It’s pretty much just an overgrown and forbidding area on the Southside -- the space beneath the I-35 overpass between Theo and Malone -- but here your tax dollars have created something special in Ballroom Luminoso, a public art project that has won the SXSW Eco Award for Transformative Design in the Public Space Design Competition.

The transformative design award recognizes excellence in how a design shapes or reinterprets the physical environment.

“The six sculptures are in the shape of spheres that are installed like chandeliers, and the sphere’s themselves are made of recycled bicycle parts,” said Jimmy LeFlore with Public Art San Antonio.
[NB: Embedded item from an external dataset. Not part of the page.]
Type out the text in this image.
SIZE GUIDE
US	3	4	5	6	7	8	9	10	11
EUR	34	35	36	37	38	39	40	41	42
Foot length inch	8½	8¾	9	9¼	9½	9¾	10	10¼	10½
Though the idea may sound a bit odd, there is another element that gives it an extra dimension: Light.

“Those spheres have an LED fixture at the center that casts light in all directions," LeFlore said. "That light and the shapes of the bicycle gears are casting shadows that are very beautiful.”

Ballroom Luminoso is part of the bond issue voters approved in 2012 and is the first public art installation completed.

Joe O’Connell and Blessing Hancock, the Tucson, Arizona-based artists who created the piece, will be at UTSA next month to speak about the project. The event is called Public Art and Placemaking and will be on Nov. 6 at 5:30 p.m. at the UTSA Downtown Campus.